The power openai will hold above everyone else is just too much. They will not allow their AI as a service without data collection. That will be a big pill to swallow for the EU.

It's funny, just two hours ago there was a thread by a pundit arguing that these AI advances don't actually give the companies producing them a competitive moat, because it's actually very easy for other models to "catch up" once you can use the API to produce lots of training examples.

Almost every answer in the thread was "this guy isn't that smart, this is obvious, everybody knew that", even though comments like the above are commonplace.

FWIW I agree with the "no competitive moat" perspective. OpenAI even released open-source benchmarks, and is collecting open-source prompts. There are efforts like Open-Assistant to create independent open-source prompt databases. Competitors will catch up in a matter of years.

Years? There are already competitors. I just spent all evening playing with Claude (https://poe.com/claude) and it's better than davinci-003.

To be fair it is easy to radically underestimate the rate of progress in this space. Last Wednesday I conservatively opined to a friend "in 10 years we'll all be running these things on our phones". Given that LLaMA was running on a phone a few days later, I may have been a little underoptimistic...

how do you run LLaMa on a phone?

It's "all" over the news now ;) https://arstechnica.com/information-technology/2023/03/you-c...

Here's results of running on Android: https://github.com/ggerganov/llama.cpp/issues/124

This is about running llama on a Raspberry Pi: https://github.com/ggerganov/llama.cpp/issues/58

...and this is where people have been posting their results running on all sorts of hardware, though I don't see anything Android related: https://github.com/facebookresearch/llama/issues/79

Obviously the larger models won't run on such limited hardware (yet) but one of the next big projects (that I can see) being worked on is converting the models to be 3bit (currently 8bit and 4bit are popular) which cuts down required resources drastically with minimal noticeable loss in quality.

I think starting with FlexGen barely 4 weeks ago, there have been some pretty crazy LLM projects/forks popping up on github almost daily.
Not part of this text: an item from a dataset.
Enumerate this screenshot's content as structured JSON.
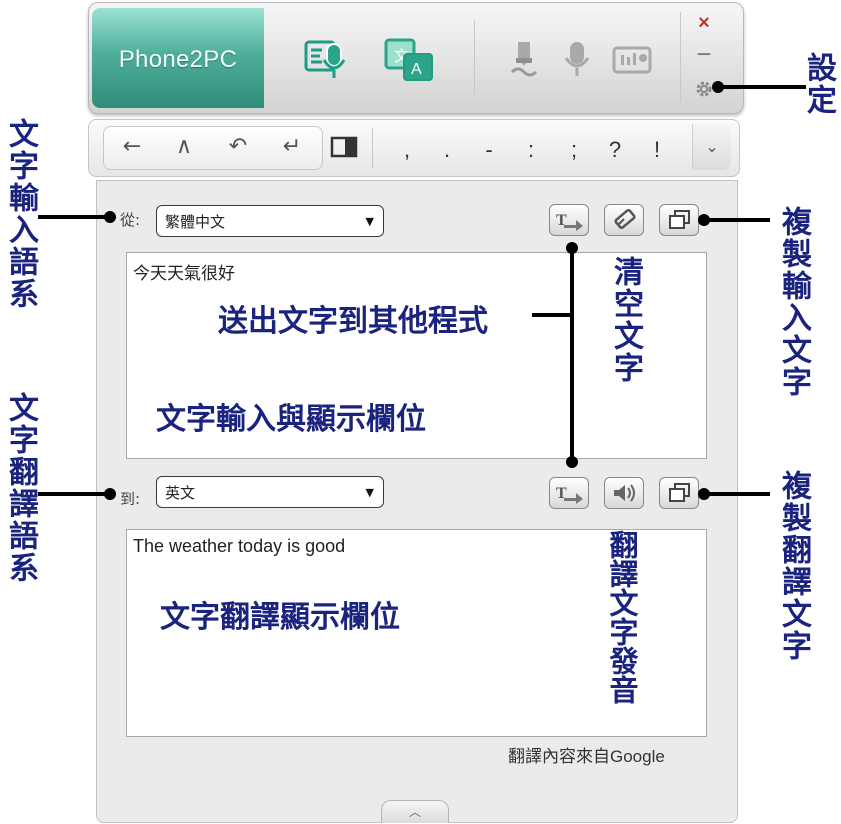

With FlexGen I felt like I was still able to stay up-to-date but I'm getting close to giving up trying as things are moving exponentially faster... you know it's crazy when a ton of noobs who have never heard of conda are getting this stuff running (sometimes coming in flexgen discord or posting github issues to get help, though even those are becoming rarer as one-click-installer's are becoming a thing for some popular ML tools, such as oobabooga's amazing webui tool which has managed to integrate almost all the hottest new feature forks fairly quickly: https://github.com/oobabooga/text-generation-webui

I just helped someone recently get oobabooga running which has a --listen option to open the webui to your network, now he's running llama on his tablet (via his PC).